Edge AI Devices & Accelerators
Compare leading edge AI hardware platforms and learn how to select the right device for your inference workload, budget, and power constraints.
Device Comparison
| Device | AI Performance | Memory | Power | Best For |
|---|---|---|---|---|
| Jetson Orin Nano | 40 TOPS | 8 GB | 7-15W | Robotics, drones |
| Jetson AGX Orin | 275 TOPS | 32-64 GB | 15-60W | Autonomous vehicles |
| Google Coral TPU | 4 TOPS | System RAM | 2W | Classification, detection |
| Intel NCS 2 | ~1 TOPS | System RAM | 1.5W | Prototyping, low power |
| Qualcomm Cloud AI 100 | 400 TOPS | 16 GB | 25-75W | Edge servers, telco |
| Hailo-8 | 26 TOPS | System RAM | 2.5W | Smart cameras, automotive |
NVIDIA Jetson Platform
The Jetson platform is the most popular edge AI platform due to its CUDA compatibility, which means models developed on desktop GPUs run with minimal changes. The full software stack includes TensorRT for inference optimization, DeepStream for video analytics, and Isaac for robotics.
Google Coral
Coral devices use the Edge TPU, a purpose-built ASIC for inference. Models must be compiled with the Edge TPU compiler and only support TensorFlow Lite quantized models. The trade-off is extremely low power consumption and fast inference for supported model architectures.
Selection Criteria
Performance Needs
Match TOPS to your model requirements.
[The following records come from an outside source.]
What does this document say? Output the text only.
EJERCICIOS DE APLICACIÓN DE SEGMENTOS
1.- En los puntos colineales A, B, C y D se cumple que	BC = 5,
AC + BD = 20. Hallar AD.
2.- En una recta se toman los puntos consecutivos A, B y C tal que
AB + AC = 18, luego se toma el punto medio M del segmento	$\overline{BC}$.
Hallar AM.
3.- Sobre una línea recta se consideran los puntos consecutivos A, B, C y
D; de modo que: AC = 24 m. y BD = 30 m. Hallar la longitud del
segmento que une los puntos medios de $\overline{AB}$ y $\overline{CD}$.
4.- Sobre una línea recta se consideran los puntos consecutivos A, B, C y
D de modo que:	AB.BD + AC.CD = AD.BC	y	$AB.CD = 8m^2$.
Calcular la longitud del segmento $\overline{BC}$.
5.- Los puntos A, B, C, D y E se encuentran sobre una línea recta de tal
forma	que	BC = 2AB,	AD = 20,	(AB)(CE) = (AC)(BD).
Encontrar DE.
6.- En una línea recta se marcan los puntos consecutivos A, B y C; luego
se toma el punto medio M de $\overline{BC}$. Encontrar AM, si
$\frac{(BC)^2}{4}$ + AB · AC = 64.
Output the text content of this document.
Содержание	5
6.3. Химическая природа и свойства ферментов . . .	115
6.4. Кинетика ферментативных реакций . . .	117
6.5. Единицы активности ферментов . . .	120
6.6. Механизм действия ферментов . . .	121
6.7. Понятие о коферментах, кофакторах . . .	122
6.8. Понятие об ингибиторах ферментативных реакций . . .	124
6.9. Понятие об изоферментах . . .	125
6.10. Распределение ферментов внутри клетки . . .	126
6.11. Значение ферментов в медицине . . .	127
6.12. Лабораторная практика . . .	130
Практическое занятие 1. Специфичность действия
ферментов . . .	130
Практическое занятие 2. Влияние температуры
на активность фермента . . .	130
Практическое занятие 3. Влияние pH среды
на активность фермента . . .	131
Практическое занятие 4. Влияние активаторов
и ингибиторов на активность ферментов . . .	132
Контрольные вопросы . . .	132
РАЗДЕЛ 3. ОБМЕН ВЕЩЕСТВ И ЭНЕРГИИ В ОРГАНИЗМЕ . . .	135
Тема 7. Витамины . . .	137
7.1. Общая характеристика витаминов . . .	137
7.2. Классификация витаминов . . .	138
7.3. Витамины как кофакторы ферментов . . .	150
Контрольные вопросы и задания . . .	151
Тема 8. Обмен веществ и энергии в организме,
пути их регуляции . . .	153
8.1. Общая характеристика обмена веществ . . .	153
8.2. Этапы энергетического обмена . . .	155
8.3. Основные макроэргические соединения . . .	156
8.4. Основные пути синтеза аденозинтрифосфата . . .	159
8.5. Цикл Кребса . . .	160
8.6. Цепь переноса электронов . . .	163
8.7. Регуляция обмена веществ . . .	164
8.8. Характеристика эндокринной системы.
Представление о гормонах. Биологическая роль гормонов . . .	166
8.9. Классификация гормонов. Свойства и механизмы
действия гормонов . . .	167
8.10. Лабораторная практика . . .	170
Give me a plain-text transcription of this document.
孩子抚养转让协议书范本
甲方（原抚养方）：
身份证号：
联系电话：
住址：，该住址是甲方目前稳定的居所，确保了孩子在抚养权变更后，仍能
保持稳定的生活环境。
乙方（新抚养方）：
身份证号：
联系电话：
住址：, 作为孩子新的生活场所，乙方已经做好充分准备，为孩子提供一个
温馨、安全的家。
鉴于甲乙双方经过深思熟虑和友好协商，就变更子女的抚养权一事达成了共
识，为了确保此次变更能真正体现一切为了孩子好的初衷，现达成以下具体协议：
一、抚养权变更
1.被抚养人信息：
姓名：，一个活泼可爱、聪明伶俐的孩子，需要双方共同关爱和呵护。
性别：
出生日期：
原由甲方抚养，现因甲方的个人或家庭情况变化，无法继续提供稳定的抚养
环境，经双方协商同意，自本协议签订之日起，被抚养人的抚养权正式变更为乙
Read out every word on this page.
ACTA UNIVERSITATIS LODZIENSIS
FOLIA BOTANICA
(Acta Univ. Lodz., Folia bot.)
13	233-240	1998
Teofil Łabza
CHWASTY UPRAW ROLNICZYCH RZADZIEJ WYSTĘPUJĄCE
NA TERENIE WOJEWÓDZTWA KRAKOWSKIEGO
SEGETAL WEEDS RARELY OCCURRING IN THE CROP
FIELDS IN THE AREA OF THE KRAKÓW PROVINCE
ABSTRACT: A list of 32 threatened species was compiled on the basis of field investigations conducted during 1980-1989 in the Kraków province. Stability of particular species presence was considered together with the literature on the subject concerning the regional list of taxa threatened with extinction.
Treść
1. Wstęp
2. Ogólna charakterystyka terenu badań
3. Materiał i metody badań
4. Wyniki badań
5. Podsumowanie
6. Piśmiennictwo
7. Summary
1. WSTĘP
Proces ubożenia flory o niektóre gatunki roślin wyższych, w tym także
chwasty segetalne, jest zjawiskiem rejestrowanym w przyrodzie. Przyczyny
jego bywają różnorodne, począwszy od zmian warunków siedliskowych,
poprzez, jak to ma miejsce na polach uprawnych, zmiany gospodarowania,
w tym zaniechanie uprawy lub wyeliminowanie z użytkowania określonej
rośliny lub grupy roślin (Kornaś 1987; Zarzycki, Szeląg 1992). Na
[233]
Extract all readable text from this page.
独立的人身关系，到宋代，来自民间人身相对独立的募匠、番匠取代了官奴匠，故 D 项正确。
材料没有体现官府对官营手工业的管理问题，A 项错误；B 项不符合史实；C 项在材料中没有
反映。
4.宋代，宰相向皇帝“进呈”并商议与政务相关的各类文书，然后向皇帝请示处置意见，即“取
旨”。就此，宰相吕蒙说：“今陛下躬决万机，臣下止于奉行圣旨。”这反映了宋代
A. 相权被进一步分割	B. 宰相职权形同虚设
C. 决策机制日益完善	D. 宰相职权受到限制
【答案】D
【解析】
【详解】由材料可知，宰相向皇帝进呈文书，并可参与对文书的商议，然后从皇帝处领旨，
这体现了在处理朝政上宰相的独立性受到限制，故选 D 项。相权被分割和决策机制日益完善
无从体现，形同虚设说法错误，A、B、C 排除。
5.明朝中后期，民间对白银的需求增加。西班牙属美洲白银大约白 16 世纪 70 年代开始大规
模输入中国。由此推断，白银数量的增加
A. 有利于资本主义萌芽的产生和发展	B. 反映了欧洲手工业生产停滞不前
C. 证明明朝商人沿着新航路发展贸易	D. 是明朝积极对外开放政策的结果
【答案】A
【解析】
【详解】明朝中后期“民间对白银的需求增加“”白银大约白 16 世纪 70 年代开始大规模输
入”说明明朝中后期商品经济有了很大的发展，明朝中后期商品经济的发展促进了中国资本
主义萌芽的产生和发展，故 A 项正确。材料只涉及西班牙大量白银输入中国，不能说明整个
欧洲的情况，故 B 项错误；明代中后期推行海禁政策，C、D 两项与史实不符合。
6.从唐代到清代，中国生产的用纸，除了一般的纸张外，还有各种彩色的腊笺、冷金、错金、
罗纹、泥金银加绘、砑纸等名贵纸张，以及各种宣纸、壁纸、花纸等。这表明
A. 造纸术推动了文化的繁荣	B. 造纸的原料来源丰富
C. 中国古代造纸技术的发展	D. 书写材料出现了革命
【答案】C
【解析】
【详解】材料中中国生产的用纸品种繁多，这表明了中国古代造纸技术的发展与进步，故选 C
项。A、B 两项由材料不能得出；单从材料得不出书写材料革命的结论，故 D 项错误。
A YOLOv8-small needs ~5 TOPS; a large transformer may need 100+ TOPS.
Power Budget
Battery-powered devices need sub-5W accelerators. Powered edge servers can use 50-75W devices for more capability.
Software Ecosystem
Consider SDK maturity, framework support, and community size. NVIDIA Jetson leads in ecosystem breadth; Coral leads in simplicity.